Festival of Trade

 

Castle Grant

In 1755, John, Robert and James Adam were paid an instalment of just over £1100 for ongoing work on the enlargement of Castle Grant.

One of the benefits of this work lay in the pool of skilled tradesmen available in the north when ten years later the first houses in New Grantown were built.

These houses were of stone and lime with slate roofs unlike their owners’ previous homes with turf walls and thatched roofs.

It was Robert Adam who in later years designed Charlotte Square in Edinburgh’s New Town and it was at No 5 Charlotte Square that Elizabeth Grant of Rothiemurchus was born in 1797.

Through those intervening years, the builders and architects of Grantown have been a significant presence in Strathspey and are rightly famous for their skills.

square shops

Bookies

As Grantown grew so did the number of merchants.  In the earliest days trade came from travelling packmen but with the establishment of the town around its market place where fairs were held local business were established.

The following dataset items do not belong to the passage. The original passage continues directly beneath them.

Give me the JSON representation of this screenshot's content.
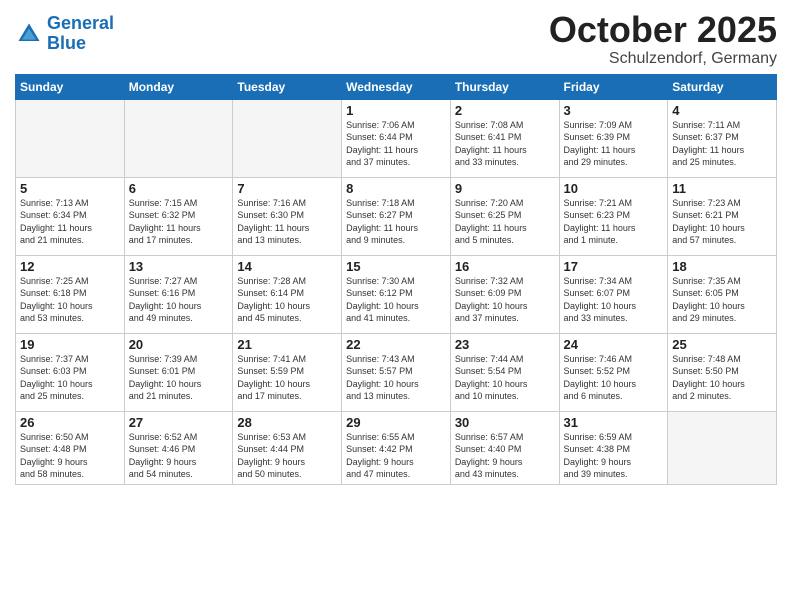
{
  "header": {
    "logo_general": "General",
    "logo_blue": "Blue",
    "month_title": "October 2025",
    "location": "Schulzendorf, Germany"
  },
  "days_of_week": [
    "Sunday",
    "Monday",
    "Tuesday",
    "Wednesday",
    "Thursday",
    "Friday",
    "Saturday"
  ],
  "weeks": [
    [
      {
        "day": "",
        "info": ""
      },
      {
        "day": "",
        "info": ""
      },
      {
        "day": "",
        "info": ""
      },
      {
        "day": "1",
        "info": "Sunrise: 7:06 AM\nSunset: 6:44 PM\nDaylight: 11 hours\nand 37 minutes."
      },
      {
        "day": "2",
        "info": "Sunrise: 7:08 AM\nSunset: 6:41 PM\nDaylight: 11 hours\nand 33 minutes."
      },
      {
        "day": "3",
        "info": "Sunrise: 7:09 AM\nSunset: 6:39 PM\nDaylight: 11 hours\nand 29 minutes."
      },
      {
        "day": "4",
        "info": "Sunrise: 7:11 AM\nSunset: 6:37 PM\nDaylight: 11 hours\nand 25 minutes."
      }
    ],
    [
      {
        "day": "5",
        "info": "Sunrise: 7:13 AM\nSunset: 6:34 PM\nDaylight: 11 hours\nand 21 minutes."
      },
      {
        "day": "6",
        "info": "Sunrise: 7:15 AM\nSunset: 6:32 PM\nDaylight: 11 hours\nand 17 minutes."
      },
      {
        "day": "7",
        "info": "Sunrise: 7:16 AM\nSunset: 6:30 PM\nDaylight: 11 hours\nand 13 minutes."
      },
      {
        "day": "8",
        "info": "Sunrise: 7:18 AM\nSunset: 6:27 PM\nDaylight: 11 hours\nand 9 minutes."
      },
      {
        "day": "9",
        "info": "Sunrise: 7:20 AM\nSunset: 6:25 PM\nDaylight: 11 hours\nand 5 minutes."
      },
      {
        "day": "10",
        "info": "Sunrise: 7:21 AM\nSunset: 6:23 PM\nDaylight: 11 hours\nand 1 minute."
      },
      {
        "day": "11",
        "info": "Sunrise: 7:23 AM\nSunset: 6:21 PM\nDaylight: 10 hours\nand 57 minutes."
      }
    ],
    [
      {
        "day": "12",
        "info": "Sunrise: 7:25 AM\nSunset: 6:18 PM\nDaylight: 10 hours\nand 53 minutes."
      },
      {
        "day": "13",
        "info": "Sunrise: 7:27 AM\nSunset: 6:16 PM\nDaylight: 10 hours\nand 49 minutes."
      },
      {
        "day": "14",
        "info": "Sunrise: 7:28 AM\nSunset: 6:14 PM\nDaylight: 10 hours\nand 45 minutes."
      },
      {
        "day": "15",
        "info": "Sunrise: 7:30 AM\nSunset: 6:12 PM\nDaylight: 10 hours\nand 41 minutes."
      },
      {
        "day": "16",
        "info": "Sunrise: 7:32 AM\nSunset: 6:09 PM\nDaylight: 10 hours\nand 37 minutes."
      },
      {
        "day": "17",
        "info": "Sunrise: 7:34 AM\nSunset: 6:07 PM\nDaylight: 10 hours\nand 33 minutes."
      },
      {
        "day": "18",
        "info": "Sunrise: 7:35 AM\nSunset: 6:05 PM\nDaylight: 10 hours\nand 29 minutes."
      }
    ],
    [
      {
        "day": "19",
        "info": "Sunrise: 7:37 AM\nSunset: 6:03 PM\nDaylight: 10 hours\nand 25 minutes."
      },
      {
        "day": "20",
        "info": "Sunrise: 7:39 AM\nSunset: 6:01 PM\nDaylight: 10 hours\nand 21 minutes."
      },
      {
        "day": "21",
        "info": "Sunrise: 7:41 AM\nSunset: 5:59 PM\nDaylight: 10 hours\nand 17 minutes."
      },
      {
        "day": "22",
        "info": "Sunrise: 7:43 AM\nSunset: 5:57 PM\nDaylight: 10 hours\nand 13 minutes."
      },
      {
        "day": "23",
        "info": "Sunrise: 7:44 AM\nSunset: 5:54 PM\nDaylight: 10 hours\nand 10 minutes."
      },
      {
        "day": "24",
        "info": "Sunrise: 7:46 AM\nSunset: 5:52 PM\nDaylight: 10 hours\nand 6 minutes."
      },
      {
        "day": "25",
        "info": "Sunrise: 7:48 AM\nSunset: 5:50 PM\nDaylight: 10 hours\nand 2 minutes."
      }
    ],
    [
      {
        "day": "26",
        "info": "Sunrise: 6:50 AM\nSunset: 4:48 PM\nDaylight: 9 hours\nand 58 minutes."
      },
      {
        "day": "27",
        "info": "Sunrise: 6:52 AM\nSunset: 4:46 PM\nDaylight: 9 hours\nand 54 minutes."
      },
      {
        "day": "28",
        "info": "Sunrise: 6:53 AM\nSunset: 4:44 PM\nDaylight: 9 hours\nand 50 minutes."
      },
      {
        "day": "29",
        "info": "Sunrise: 6:55 AM\nSunset: 4:42 PM\nDaylight: 9 hours\nand 47 minutes."
      },
      {
        "day": "30",
        "info": "Sunrise: 6:57 AM\nSunset: 4:40 PM\nDaylight: 9 hours\nand 43 minutes."
      },
      {
        "day": "31",
        "info": "Sunrise: 6:59 AM\nSunset: 4:38 PM\nDaylight: 9 hours\nand 39 minutes."
      },
      {
        "day": "",
        "info": ""
      }
    ]
  ]
}
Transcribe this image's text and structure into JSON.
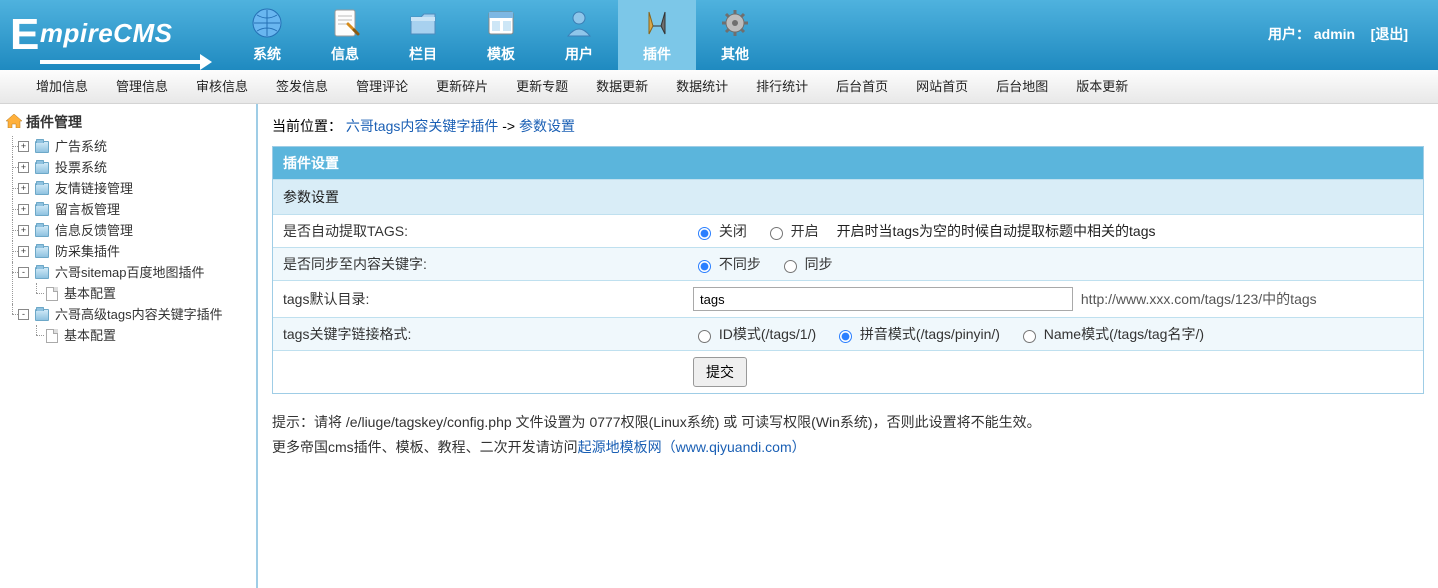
{
  "header": {
    "logo_small": "mpire",
    "logo_suffix": "CMS",
    "user_label": "用户：",
    "user_name": "admin",
    "logout_label": "[退出]"
  },
  "topnav": [
    {
      "key": "system",
      "label": "系统",
      "active": false
    },
    {
      "key": "info",
      "label": "信息",
      "active": false
    },
    {
      "key": "column",
      "label": "栏目",
      "active": false
    },
    {
      "key": "template",
      "label": "模板",
      "active": false
    },
    {
      "key": "user",
      "label": "用户",
      "active": false
    },
    {
      "key": "plugin",
      "label": "插件",
      "active": true
    },
    {
      "key": "other",
      "label": "其他",
      "active": false
    }
  ],
  "submenu": [
    "增加信息",
    "管理信息",
    "审核信息",
    "签发信息",
    "管理评论",
    "更新碎片",
    "更新专题",
    "数据更新",
    "数据统计",
    "排行统计",
    "后台首页",
    "网站首页",
    "后台地图",
    "版本更新"
  ],
  "tree_root": "插件管理",
  "tree": [
    {
      "label": "广告系统",
      "toggle": "+",
      "children": []
    },
    {
      "label": "投票系统",
      "toggle": "+",
      "children": []
    },
    {
      "label": "友情链接管理",
      "toggle": "+",
      "children": []
    },
    {
      "label": "留言板管理",
      "toggle": "+",
      "children": []
    },
    {
      "label": "信息反馈管理",
      "toggle": "+",
      "children": []
    },
    {
      "label": "防采集插件",
      "toggle": "+",
      "children": []
    },
    {
      "label": "六哥sitemap百度地图插件",
      "toggle": "-",
      "children": [
        "基本配置"
      ]
    },
    {
      "label": "六哥高级tags内容关键字插件",
      "toggle": "-",
      "children": [
        "基本配置"
      ]
    }
  ],
  "breadcrumb": {
    "prefix": "当前位置：",
    "link1": "六哥tags内容关键字插件",
    "sep": " -> ",
    "link2": "参数设置"
  },
  "panel": {
    "title": "插件设置",
    "sub": "参数设置",
    "rows": {
      "auto_tags_label": "是否自动提取TAGS:",
      "auto_tags_opt_off": "关闭",
      "auto_tags_opt_on": "开启",
      "auto_tags_help": "开启时当tags为空的时候自动提取标题中相关的tags",
      "sync_label": "是否同步至内容关键字:",
      "sync_opt_off": "不同步",
      "sync_opt_on": "同步",
      "dir_label": "tags默认目录:",
      "dir_value": "tags",
      "dir_hint": "http://www.xxx.com/tags/123/中的tags",
      "format_label": "tags关键字链接格式:",
      "format_id": "ID模式(/tags/1/)",
      "format_pinyin": "拼音模式(/tags/pinyin/)",
      "format_name": "Name模式(/tags/tag名字/)",
      "submit_label": "提交"
    }
  },
  "hints": {
    "line1": "提示：请将 /e/liuge/tagskey/config.php 文件设置为 0777权限(Linux系统) 或 可读写权限(Win系统)，否则此设置将不能生效。",
    "line2_a": "更多帝国cms插件、模板、教程、二次开发请访问",
    "line2_link": "起源地模板网（www.qiyuandi.com）"
  },
  "icons": {
    "globe": "globe-icon",
    "doc": "doc-icon",
    "folder": "folder-icon",
    "window": "window-icon",
    "person": "person-icon",
    "tools": "tools-icon",
    "gear": "gear-icon",
    "home": "home-icon"
  }
}
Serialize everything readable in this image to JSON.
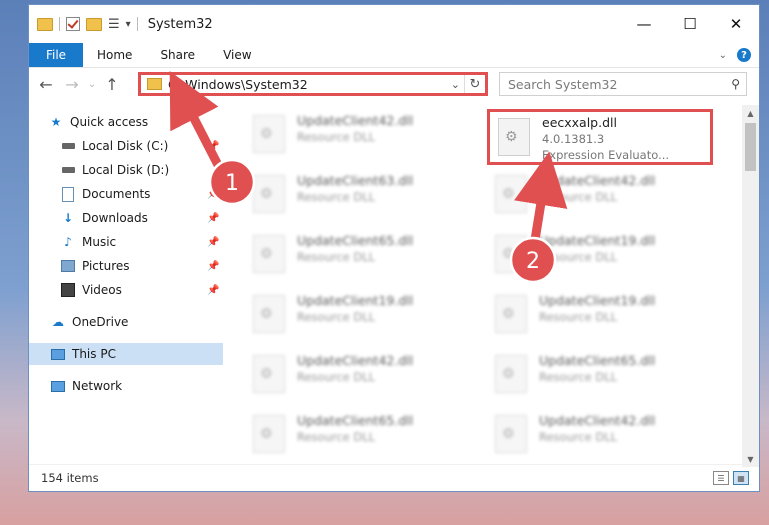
{
  "window": {
    "title": "System32",
    "controls": {
      "minimize": "—",
      "maximize": "☐",
      "close": "✕"
    }
  },
  "ribbon": {
    "file_label": "File",
    "tabs": [
      "Home",
      "Share",
      "View"
    ]
  },
  "address_bar": {
    "path": "C:\\Windows\\System32"
  },
  "search": {
    "placeholder": "Search System32"
  },
  "sidebar": {
    "items": [
      {
        "label": "Quick access",
        "icon": "star-icon",
        "color": "#1979ca"
      },
      {
        "label": "Local Disk (C:)",
        "icon": "drive-icon",
        "pinned": true
      },
      {
        "label": "Local Disk (D:)",
        "icon": "drive-icon"
      },
      {
        "label": "Documents",
        "icon": "documents-icon",
        "pinned": true
      },
      {
        "label": "Downloads",
        "icon": "download-icon",
        "pinned": true
      },
      {
        "label": "Music",
        "icon": "music-icon",
        "pinned": true
      },
      {
        "label": "Pictures",
        "icon": "pictures-icon",
        "pinned": true
      },
      {
        "label": "Videos",
        "icon": "videos-icon",
        "pinned": true
      },
      {
        "label": "OneDrive",
        "icon": "cloud-icon"
      },
      {
        "label": "This PC",
        "icon": "computer-icon",
        "selected": true
      },
      {
        "label": "Network",
        "icon": "network-icon"
      }
    ]
  },
  "files": {
    "left": [
      {
        "name": "UpdateClient42.dll",
        "type": "Resource DLL"
      },
      {
        "name": "UpdateClient63.dll",
        "type": "Resource DLL"
      },
      {
        "name": "UpdateClient65.dll",
        "type": "Resource DLL"
      },
      {
        "name": "UpdateClient19.dll",
        "type": "Resource DLL"
      },
      {
        "name": "UpdateClient42.dll",
        "type": "Resource DLL"
      },
      {
        "name": "UpdateClient65.dll",
        "type": "Resource DLL"
      }
    ],
    "right": [
      {
        "name": "eecxxalp.dll",
        "version": "4.0.1381.3",
        "type": "Expression Evaluato...",
        "highlighted": true
      },
      {
        "name": "UpdateClient42.dll",
        "type": "Resource DLL"
      },
      {
        "name": "UpdateClient19.dll",
        "type": "Resource DLL"
      },
      {
        "name": "UpdateClient19.dll",
        "type": "Resource DLL"
      },
      {
        "name": "UpdateClient65.dll",
        "type": "Resource DLL"
      },
      {
        "name": "UpdateClient42.dll",
        "type": "Resource DLL"
      }
    ]
  },
  "status": {
    "item_count": "154 items"
  },
  "annotations": {
    "marker1": "1",
    "marker2": "2",
    "color": "#e05050"
  }
}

By 1800 it was a “thriving populous Village containing above 300 Inhabitants and every day increasing more and more”.  The founder, Sir James Grant it was said…

“has great pleasure to see it in a thriving Situation full of Merchants, Weavers… Smiths, Carpenters, Shoemakers, Taylors, Coopers, Bakers …”

Today it is equally a thriving place with a vibrant High Street and many small private businesses.